Ketika beberapa mahasiswa tua terang-terangan mengatakan
bahwa mereka belajar hanya untuk mendapat ijazah dan gelar, mereka terlalu merendahkan,
terlalu naïf, terlalu absurd dan sangat menyedihkan. Niat D3 menjadi S1 mereka
itu sungguh menyedihkan. Seharusnya pemikiran seperti itu tak pernah ada,
apalagi pada orang-orang tua yang seharusnya membimbing anak-anak muda yang
kadang meledak, yang terkadang surut tak tentu arah. Tapi inilah dunia yang
harus dimaklumi, tua tak selalu bijak.
Tulisan ini, memang terbit dari hati yang terluka, dari kita
yang terlunta-lunta untuk bisa terus belajar dan selalu berusaha mencintai
aktivitas ini. Terluka? Ya memang terluka, bahkan sedikit parah dan hingga lama
menangis. Mereka yang berbicara tabu itu adalah para guru SD yang yang telah
lama mengajar. Bukankah gurulah yang seharusnya menjadi orang pertama yang
menempatkan aktivitas belajar dalam dulang emas yang senantiasa dijunjung takzim
di atas kepala-kepala mereka, atau dalam carano perak yang mesti digendong
dengan penuh rasa?
Hati semakin sendu, ketika kebanyakan mereka mengerjakan
ujian dengan mata liar karena sangat bernafsu menyontek jawaban kawan-kawannya.

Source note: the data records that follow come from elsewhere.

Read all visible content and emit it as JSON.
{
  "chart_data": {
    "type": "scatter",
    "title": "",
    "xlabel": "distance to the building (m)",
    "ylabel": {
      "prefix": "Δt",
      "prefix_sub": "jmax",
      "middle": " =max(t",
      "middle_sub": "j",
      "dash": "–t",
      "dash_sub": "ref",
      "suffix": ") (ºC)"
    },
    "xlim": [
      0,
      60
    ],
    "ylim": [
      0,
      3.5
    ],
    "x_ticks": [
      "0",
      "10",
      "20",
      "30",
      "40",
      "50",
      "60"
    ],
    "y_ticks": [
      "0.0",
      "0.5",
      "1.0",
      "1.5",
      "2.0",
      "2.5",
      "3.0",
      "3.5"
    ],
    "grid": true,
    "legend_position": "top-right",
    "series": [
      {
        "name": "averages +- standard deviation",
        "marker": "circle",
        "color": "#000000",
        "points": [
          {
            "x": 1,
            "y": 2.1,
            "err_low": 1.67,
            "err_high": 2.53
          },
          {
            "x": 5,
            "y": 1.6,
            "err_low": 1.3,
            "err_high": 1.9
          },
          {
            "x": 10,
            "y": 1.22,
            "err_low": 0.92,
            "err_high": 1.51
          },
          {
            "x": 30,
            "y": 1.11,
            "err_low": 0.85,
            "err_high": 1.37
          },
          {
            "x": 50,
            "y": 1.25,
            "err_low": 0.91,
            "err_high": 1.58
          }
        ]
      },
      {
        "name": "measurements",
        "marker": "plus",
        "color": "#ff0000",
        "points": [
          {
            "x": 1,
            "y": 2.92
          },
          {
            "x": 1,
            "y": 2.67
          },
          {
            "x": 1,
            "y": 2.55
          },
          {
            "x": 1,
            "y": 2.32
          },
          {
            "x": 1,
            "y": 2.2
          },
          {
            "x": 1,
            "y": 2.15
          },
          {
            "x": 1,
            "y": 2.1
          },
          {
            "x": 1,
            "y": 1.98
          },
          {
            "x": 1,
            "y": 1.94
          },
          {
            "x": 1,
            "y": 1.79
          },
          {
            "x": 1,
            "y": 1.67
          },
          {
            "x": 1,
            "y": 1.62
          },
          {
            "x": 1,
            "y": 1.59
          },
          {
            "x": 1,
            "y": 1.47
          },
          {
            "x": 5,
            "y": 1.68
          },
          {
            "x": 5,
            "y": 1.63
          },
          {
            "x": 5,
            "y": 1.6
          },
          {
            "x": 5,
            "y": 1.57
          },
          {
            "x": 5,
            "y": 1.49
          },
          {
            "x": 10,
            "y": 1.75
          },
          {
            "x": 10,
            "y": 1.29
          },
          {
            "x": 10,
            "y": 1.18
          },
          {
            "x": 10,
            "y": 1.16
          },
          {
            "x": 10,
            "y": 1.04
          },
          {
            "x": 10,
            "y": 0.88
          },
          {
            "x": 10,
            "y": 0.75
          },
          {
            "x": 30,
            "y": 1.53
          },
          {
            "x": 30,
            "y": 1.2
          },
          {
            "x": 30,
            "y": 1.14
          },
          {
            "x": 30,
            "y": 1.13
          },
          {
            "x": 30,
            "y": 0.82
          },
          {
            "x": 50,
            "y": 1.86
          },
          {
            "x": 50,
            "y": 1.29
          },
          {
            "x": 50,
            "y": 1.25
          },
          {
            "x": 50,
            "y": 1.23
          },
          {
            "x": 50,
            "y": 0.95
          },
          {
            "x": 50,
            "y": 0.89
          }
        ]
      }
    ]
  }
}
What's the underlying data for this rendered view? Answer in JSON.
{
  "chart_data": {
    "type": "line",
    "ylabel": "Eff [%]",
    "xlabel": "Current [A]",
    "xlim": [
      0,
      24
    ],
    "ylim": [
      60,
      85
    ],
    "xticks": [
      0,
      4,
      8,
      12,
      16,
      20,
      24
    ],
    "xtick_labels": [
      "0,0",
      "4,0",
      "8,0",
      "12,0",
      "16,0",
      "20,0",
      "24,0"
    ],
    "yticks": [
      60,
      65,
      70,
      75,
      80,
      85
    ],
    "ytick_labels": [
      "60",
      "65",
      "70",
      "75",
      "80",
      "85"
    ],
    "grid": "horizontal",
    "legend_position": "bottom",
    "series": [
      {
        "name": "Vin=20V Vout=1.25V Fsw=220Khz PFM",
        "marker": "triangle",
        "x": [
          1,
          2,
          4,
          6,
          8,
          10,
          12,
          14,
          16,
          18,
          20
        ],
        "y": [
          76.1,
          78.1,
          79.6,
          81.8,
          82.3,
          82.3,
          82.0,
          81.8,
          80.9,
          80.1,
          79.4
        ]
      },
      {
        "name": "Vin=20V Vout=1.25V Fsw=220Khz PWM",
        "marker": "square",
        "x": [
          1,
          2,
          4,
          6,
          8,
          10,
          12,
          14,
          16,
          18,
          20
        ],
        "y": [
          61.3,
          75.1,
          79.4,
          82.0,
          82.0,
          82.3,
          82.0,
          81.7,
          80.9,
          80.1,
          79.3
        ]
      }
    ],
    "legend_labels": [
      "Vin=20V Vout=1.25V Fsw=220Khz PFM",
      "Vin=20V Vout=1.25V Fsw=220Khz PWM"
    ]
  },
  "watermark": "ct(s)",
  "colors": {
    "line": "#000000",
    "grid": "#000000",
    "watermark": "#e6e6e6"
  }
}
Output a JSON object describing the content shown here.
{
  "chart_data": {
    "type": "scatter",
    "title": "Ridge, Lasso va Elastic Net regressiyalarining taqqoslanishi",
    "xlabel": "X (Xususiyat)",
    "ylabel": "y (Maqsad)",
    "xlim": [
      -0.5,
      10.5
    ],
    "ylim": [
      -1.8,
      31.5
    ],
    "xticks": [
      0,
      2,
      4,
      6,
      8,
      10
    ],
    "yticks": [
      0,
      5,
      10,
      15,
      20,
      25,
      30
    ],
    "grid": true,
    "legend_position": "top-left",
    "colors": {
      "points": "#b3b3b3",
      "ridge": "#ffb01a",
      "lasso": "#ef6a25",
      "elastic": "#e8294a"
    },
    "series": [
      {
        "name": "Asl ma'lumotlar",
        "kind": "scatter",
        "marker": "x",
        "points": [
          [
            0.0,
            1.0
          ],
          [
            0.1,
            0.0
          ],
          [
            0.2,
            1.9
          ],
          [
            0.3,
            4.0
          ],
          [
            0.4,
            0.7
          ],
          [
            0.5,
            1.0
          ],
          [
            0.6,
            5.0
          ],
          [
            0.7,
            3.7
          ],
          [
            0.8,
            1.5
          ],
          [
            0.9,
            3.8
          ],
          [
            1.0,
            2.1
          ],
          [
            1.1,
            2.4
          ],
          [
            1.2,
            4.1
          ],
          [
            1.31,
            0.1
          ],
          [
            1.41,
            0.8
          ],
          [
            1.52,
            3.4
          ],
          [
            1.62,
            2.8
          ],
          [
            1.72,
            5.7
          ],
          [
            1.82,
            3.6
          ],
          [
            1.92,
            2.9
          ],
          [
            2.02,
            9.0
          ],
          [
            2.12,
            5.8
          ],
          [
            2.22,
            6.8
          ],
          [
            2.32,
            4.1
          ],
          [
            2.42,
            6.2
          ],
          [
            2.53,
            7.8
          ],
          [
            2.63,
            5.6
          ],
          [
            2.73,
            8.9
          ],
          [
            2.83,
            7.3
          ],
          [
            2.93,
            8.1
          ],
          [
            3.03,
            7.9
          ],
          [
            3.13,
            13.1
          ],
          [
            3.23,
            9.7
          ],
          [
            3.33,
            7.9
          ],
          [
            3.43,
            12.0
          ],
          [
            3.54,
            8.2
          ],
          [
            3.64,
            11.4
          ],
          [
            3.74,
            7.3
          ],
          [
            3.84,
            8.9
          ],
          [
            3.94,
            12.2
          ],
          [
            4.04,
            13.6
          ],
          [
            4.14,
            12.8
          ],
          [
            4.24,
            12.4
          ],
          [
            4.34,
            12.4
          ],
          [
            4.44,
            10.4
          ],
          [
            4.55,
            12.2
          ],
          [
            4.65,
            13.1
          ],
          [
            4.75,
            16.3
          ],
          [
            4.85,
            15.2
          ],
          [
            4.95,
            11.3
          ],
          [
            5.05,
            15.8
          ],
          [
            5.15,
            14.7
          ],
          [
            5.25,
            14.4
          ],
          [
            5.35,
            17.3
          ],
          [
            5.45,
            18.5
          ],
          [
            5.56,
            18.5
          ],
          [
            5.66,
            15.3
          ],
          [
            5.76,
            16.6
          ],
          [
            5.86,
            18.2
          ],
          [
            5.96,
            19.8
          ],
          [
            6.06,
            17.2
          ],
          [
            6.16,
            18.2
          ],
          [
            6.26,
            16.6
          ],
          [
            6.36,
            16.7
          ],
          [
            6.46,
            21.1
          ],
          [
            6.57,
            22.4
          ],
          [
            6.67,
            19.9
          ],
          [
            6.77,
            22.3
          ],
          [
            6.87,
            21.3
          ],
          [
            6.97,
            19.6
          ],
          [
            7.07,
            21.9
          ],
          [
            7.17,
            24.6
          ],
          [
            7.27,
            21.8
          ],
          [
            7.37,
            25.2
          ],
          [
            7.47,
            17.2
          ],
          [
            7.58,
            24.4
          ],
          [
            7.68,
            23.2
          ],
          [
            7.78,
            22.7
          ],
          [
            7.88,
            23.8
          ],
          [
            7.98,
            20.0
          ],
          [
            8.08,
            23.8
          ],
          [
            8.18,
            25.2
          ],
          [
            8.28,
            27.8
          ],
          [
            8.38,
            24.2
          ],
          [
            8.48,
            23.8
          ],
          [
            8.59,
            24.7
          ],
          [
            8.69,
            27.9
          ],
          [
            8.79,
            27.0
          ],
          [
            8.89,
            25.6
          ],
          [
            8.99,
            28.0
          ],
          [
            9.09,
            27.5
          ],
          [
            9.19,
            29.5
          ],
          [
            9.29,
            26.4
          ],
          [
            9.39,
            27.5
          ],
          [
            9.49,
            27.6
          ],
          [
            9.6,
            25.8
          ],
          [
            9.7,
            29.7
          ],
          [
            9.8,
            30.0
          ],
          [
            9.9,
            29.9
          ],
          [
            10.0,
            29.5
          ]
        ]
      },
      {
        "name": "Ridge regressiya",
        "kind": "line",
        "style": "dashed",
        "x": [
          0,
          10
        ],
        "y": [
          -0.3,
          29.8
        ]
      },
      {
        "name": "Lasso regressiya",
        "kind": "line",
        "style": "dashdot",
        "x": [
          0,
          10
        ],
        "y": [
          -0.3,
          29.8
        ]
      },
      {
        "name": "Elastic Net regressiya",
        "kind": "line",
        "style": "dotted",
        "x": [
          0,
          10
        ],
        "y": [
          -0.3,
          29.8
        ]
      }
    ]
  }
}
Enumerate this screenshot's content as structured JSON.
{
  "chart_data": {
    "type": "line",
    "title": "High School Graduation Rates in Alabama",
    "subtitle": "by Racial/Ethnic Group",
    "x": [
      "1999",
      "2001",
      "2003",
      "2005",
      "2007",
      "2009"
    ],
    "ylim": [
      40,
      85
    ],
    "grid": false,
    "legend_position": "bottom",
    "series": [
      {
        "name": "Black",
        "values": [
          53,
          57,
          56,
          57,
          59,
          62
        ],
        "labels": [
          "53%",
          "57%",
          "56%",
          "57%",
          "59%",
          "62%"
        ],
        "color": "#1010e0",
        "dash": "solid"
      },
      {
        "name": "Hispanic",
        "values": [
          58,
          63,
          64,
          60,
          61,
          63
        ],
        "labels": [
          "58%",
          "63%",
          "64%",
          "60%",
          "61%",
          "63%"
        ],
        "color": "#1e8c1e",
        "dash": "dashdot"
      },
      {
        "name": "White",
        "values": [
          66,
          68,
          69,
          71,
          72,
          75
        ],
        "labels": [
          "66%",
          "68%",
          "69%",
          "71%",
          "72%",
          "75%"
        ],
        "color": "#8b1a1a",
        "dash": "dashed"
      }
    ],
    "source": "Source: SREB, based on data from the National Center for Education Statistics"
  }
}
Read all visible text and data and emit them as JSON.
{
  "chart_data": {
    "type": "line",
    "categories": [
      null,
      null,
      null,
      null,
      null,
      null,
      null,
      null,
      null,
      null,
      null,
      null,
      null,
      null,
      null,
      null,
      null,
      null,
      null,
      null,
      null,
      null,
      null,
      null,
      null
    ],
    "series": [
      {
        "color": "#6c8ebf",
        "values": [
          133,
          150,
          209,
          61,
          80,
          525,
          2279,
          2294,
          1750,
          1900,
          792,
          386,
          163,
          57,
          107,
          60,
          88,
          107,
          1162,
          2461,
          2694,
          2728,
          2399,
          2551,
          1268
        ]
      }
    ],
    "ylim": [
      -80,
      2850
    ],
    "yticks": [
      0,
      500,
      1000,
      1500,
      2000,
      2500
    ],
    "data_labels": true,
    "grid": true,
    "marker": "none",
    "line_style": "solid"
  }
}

Juga mencuri-curi melihat jimat dan kelakuan culas lainnya. Jika tadinya mereka
telah merendahkan belajar, sekarang juga memperkosa nilai-nilai kejujuran. Anda
memang tua, saya mungkin sebantaran anak bungsu Anda, tapi Anda tak lebih dari
kanak-kanak picik yang tak pernah diajar orang tuanya. Mereka merepet-repet
dalm bisik ketika aku memberantas segala keculasan mereka dan menulis nama-nama
mereka dalam berita acara. Sungguh sempurna untuk sebuah antagonisme; tua, bermata
liar dan suka nyontek. Sangat menjijikkan.
Lebih aneh lagi ketika mereka beralasan ; kami sudah tua dan
tak bisa lagi belajar. Itu hanya pembenaran yang tak selalu benar. Mungkin saja
kemampuan otak tak seperti muda dulu, tapi apakah lantas itu menjadi alasan
untuk menghalalkan segala kecurangan? Sudah seharusnya masa-masa tua adalah
masa yang lebih bersih dari kebodohan dan kesalahan. Seperti kata orang ; To
Be old and wise you must be young and stupid, untuk menjadi tua dan bijak,
anda harus muda dan bodoh. Jika kebodohan mesti ada, cukuplah kami yang muda
ini tergelincir di sana, dan ketika itu terjadi Anda-lah yang seharusnya
menolong kami.
Lelah memikirkan, seperti apa orang-orang ini mengajar dalam
kesaharian mereka. seperti apakah mereka memperlakukan aktivitas belajar di
kelas. Marahkah mereka ketika seorang murid berkata; “saya belajar untuk ijazah”.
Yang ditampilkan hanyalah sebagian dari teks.